Jusqu'à il y a quelques années, la femme marocaine avait peu de droits. Le Code du statut personnel lui était peu favorable et elle devait se battre pour avoir sa place. Mon personnage d'Amina a ceci d'exceptionnel, c'est qu'elle est une femme forte qui va inverser les rapports de force. Car dans la société marocaine, il n'y a pas de négociations, il n'y a que des rapports de force. A l'opposé, la femme tunisienne a eu plus de droits que n'importe quelle autre femme arabe. Elle a, d'ailleurs, toujours été jalousée et admirée. Depuis que le roi a instauré la moudawana, les femmes ont gagné du terrain, et, curieusement, il n'y a jamais eu autant de divorces. Je m'en suis rendu compte en allant, par curiosité d'écrivain, assister à de nombreux procès en divorce.

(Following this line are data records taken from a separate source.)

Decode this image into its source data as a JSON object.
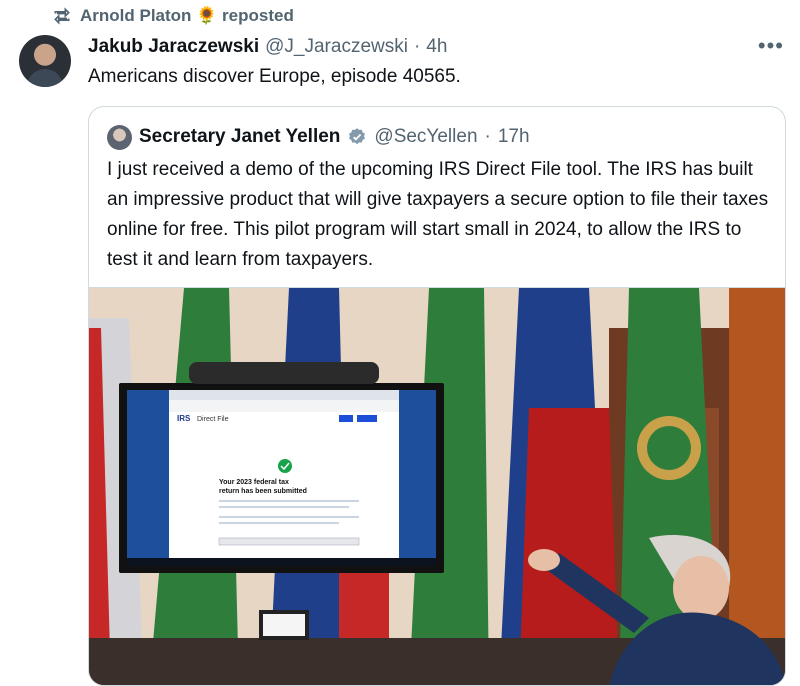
{
  "repost": {
    "text": "Arnold Platon 🌻 reposted"
  },
  "tweet": {
    "name": "Jakub Jaraczewski",
    "handle": "@J_Jaraczewski",
    "dot": "·",
    "time": "4h",
    "text": "Americans discover Europe, episode 40565.",
    "more": "•••"
  },
  "quote": {
    "name": "Secretary Janet Yellen",
    "handle": "@SecYellen",
    "dot": "·",
    "time": "17h",
    "text": "I just received a demo of the upcoming IRS Direct File tool. The IRS has built an impressive product that will give taxpayers a secure option to file their taxes online for free. This pilot program will start small in 2024, to allow the IRS to test it and learn from taxpayers."
  },
  "photo_screen": {
    "logo": "IRS",
    "product": "Direct File",
    "headline_line1": "Your 2023 federal tax",
    "headline_line2": "return has been submitted"
  },
  "colors": {
    "accent": "#1d9bf0",
    "muted": "#536471",
    "border": "#cfd9de",
    "flag_green": "#2e7d3a"
  }
}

Faut-il en déduire que votre livre part de sujets réels ?
Non, mais de plusieurs éléments observés dans la réalité. L'accident vasculaire cérébral est arrivé à plusieurs de mes amis, et je les ai longtemps observés. Mon héros s'apparente à un peintre hyperréaliste chilien qui vivait au Maroc. Amina incarne plusieurs femmes de ma connaissance.
En fait, ce scénario, j'ai mis plus de trois ans à l'écrire. Je l'ai voulu crédible; beaucoup de choses sont donc vraies. Le reste, je l'ai imaginé.
Vous avez également publié des recueils de poèmes. Est-ce un autre mode d'expression ?
Je n'oserais jamais me définir comme poète. Roland Barthes disait qu'il y a des états que l'on ne peut s'octroyer à soi-même. Ceux de saint et de poète en font partie. La poésie est tellement fondamentale dans l'expression humaine que c'est au lecteur de la définir et de décider qui est poète et qui ne l'est pas. Disons que j'aime la poésie et que j'essaie d'en écrire. Je ne m'octroie pas le titre de poète, ce serait prétentieux.
Vous dessinez également et on a parle même d'une exposition...
Je dessine, c'est vrai, pour le plaisir. Et récemment, je suis passé de la feuille de papier à la toile, pour reproduire ce que j'appelle mes gribouillis d'écrivain. Cela me détend et n'a aucune prétention. Il est vrai qu'il y a un projet d'exposition en Italie, mais c'est encore assez vague. La plupart des écrivains font cela. Il faut dire que j'ai déjà participé à une exposition d'écrivains aux côtés de Roland Barthes et d'Adonis, entre autres.
Avez-vous des projets pour l'immédiat ?
Pour le moment, je n'écris pas. Je suis dans l'attente, et puis je suis très occupé par la promotion de L'enfer conjugal. Mais il y a un livre sur lequel je travaille depuis quatre ou cinq ans, un livre interminable, mais que j'espère bien finir un jour : il s'agit d'un portrait du Maroc, avec ses complexités et ses contradictions. Il est extrêmement difficile de raconter un pays. Même moi qui y suis né, qui y vis souvent, j'ai du mal à définir certaines choses.